On revient au présent, ici au Café de l’Europe. Aujourd’hui, après neuf années à la tête de vélocité, les trois patrons lâchent un peu de leste, chacun à sa manière. Raoul a ouvert il y a quelques années Version Originale Cycles, magasin de vélo à Yverdon, Tristan travaille désormais à 60% pour avoir le temps de s’occuper de son fils Sasha tandis que Paul partira tout prochainement en voyage à vélo pour les six prochains mois en direction de l’Asie.

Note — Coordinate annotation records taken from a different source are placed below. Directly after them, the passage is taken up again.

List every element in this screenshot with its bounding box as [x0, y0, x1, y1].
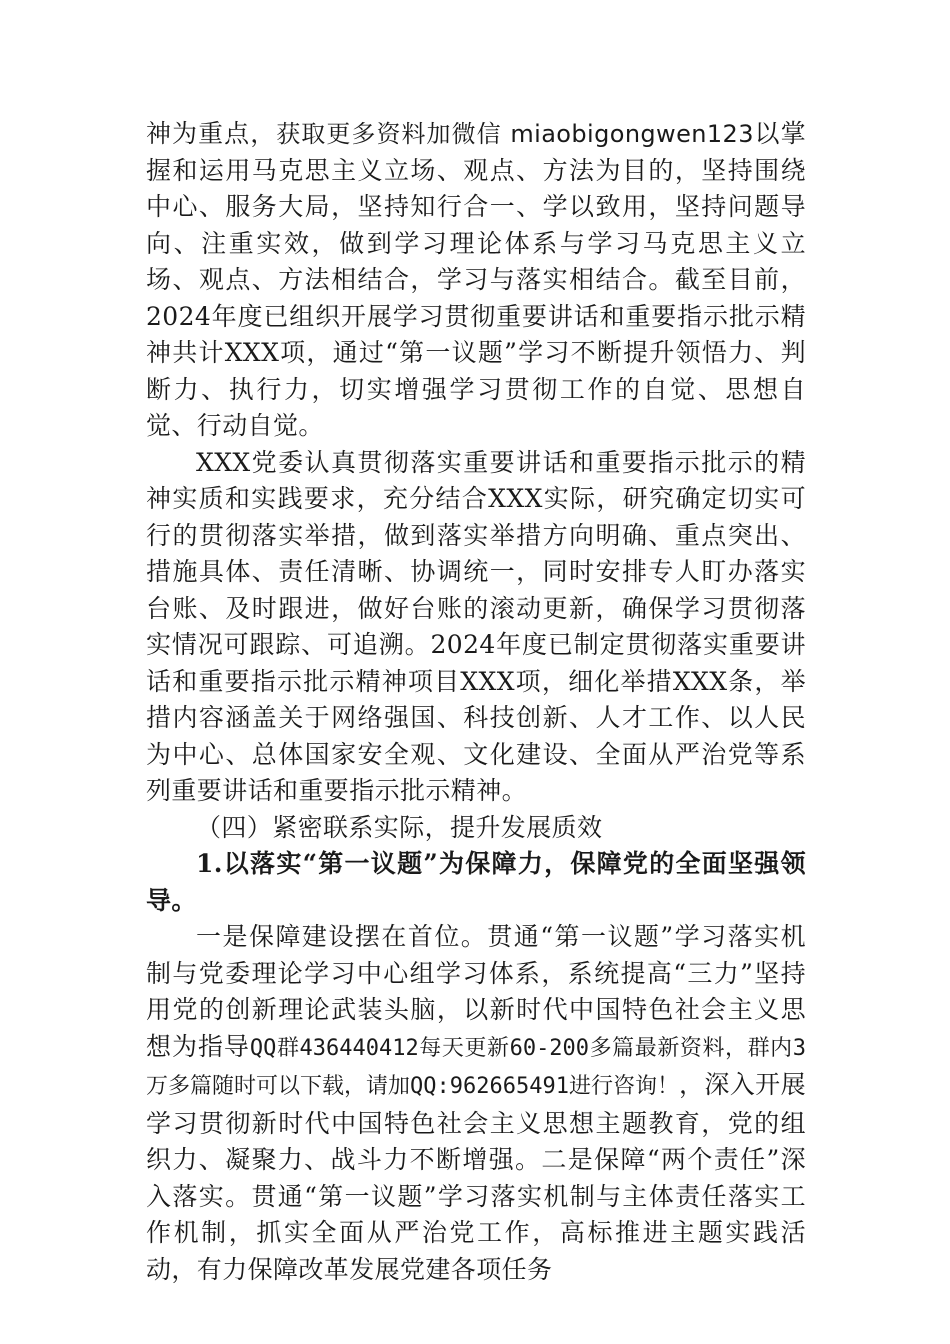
paragraph-3-rest: ，深入开展学习贯彻新时代中国特色社会主义思想主题教育，党的组织力、凝聚力、战斗力不断增强。二是保障“两个责任”深入落实。贯通“第一议题”学习落实机制与主体责任落实工作机制，抓实全面从严治党工作，高标推进主题实践活动，有力保障改革发展党建各项任务: [146, 1070, 806, 1284]
section-heading: （四）紧密联系实际，提升发展质效: [196, 812, 603, 842]
paragraph-1-rest: 以掌握和运用马克思主义立场、观点、方法为目的，坚持围绕中心、服务大局，坚持知行合一、学以致用，坚持问题导向、注重实效，做到学习理论体系与学习马克思主义立场、观点、方法相结合，学习与落实相结合。截至目前，2024年度已组织开展学习贯彻重要讲话和重要指示批示精神共计XXX项，通过“第一议题”学习不断提升领悟力、判断力、执行力，切实增强学习贯彻工作的自觉、思想自觉、行动自觉。: [146, 119, 806, 440]
subheading: 1.以落实“第一议题”为保障力，保障党的全面坚强领导。: [146, 849, 806, 915]
paragraph-3: [146, 919, 806, 1288]
paragraph-3-start: 一是保障建设摆在首位。贯通“第一议题”学习落实机制与党委理论学习中心组学习体系，系统提高“三力”坚持用党的创新理论武装头脑，以新时代中国特色社会主义思想为指导: [146, 922, 806, 1061]
paragraph-2: XXX党委认真贯彻落实重要讲话和重要指示批示的精神实质和实践要求，充分结合XXX实际，研究确定切实可行的贯彻落实举措，做到落实举措方向明确、重点突出、措施具体、责任清晰、协调统一，同时安排专人盯办落实台账、及时跟进，做好台账的滚动更新，确保学习贯彻落实情况可跟踪、可追溯。2024年度已制定贯彻落实重要讲话和重要指示批示精神项目XXX项，细化举措XXX条，举措内容涵盖关于网络强国、科技创新、人才工作、以人民为中心、总体国家安全观、文化建设、全面从严治党等系列重要讲话和重要指示批示精神。: [146, 447, 806, 805]
document-body: [146, 116, 806, 1288]
paragraph-1-start: 神为重点，: [146, 119, 277, 148]
paragraph-1: [146, 116, 806, 445]
watermark-text: 获取更多资料加微信 miaobigongwen123: [276, 120, 754, 148]
qq-ad-text: QQ群436440412每天更新60-200多篇最新资料，群内3万多篇随时可以下载，请加QQ:962665491进行咨询！: [146, 1035, 806, 1099]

Alors ils laissent de la place à qui veut en prendre, et notamment à Jean-Sébastien #161 qui a rejoint la direction l’année passé pour épauler les trois mousquetaires. « Aujourd’hui, on sert de béquille aux gens, quand on enlèvera la béquille, les gens vont tituber un peu et ce n’est pas à ce moment-là qu'il faudra se moquer d'eux, ensuite ils réapprendront à marcher seuls. » nous explique Paul dans son langage imagé.

 

Il est étonnant de voir comme les vies se forment parfois, le hasard et l’intuition de Paul qui l’a fait entrer dans le comité d’ArnonBike sur un coup de tête et qui l’a mené jusqu’ici aujourd’hui, le choix de Tristan de ne pas laisser passer cette chance de donner un nouveau visage à vélocité, les faiblesses de Raoul en maths qui l’ont indirectement transporté jusqu’ici, jusqu’à m’engager pour que j’écrive leur histoire commune, cette belle histoire d’amitié et de vélo entre ces trois hommes sensibles au bien-être de leurs coursiers, conscients de leur force mais acceptant leur vulnérabilité, reconnaissants des femmes et des hommes qui ont cru en leur projet et qui les ont soutenus jusqu’à aujourd’hui.

L'auteur

Né en janvier 1989 à Vevey, Laurent Küng fait ses écoles à Blonay, à La Tour-de-Peilz puis part étudier la philosophie et la littérature francophone à l’Université de Lausanne.  En parallèle du gymnase et de l’Université, il mène une carrière de musicien dans quelques groupes de la région (The Awkwards, The Mondrians, …). En 2015, il commence à travailler pour vélocité. En 2016, sous le pseudonyme d’Auguste Cheval, il publie son premier roman – La disparition de l’homme à la peau cendre – puis en 2018, Les corps glorieux, s’inspirant en partie de son travail à vélocité.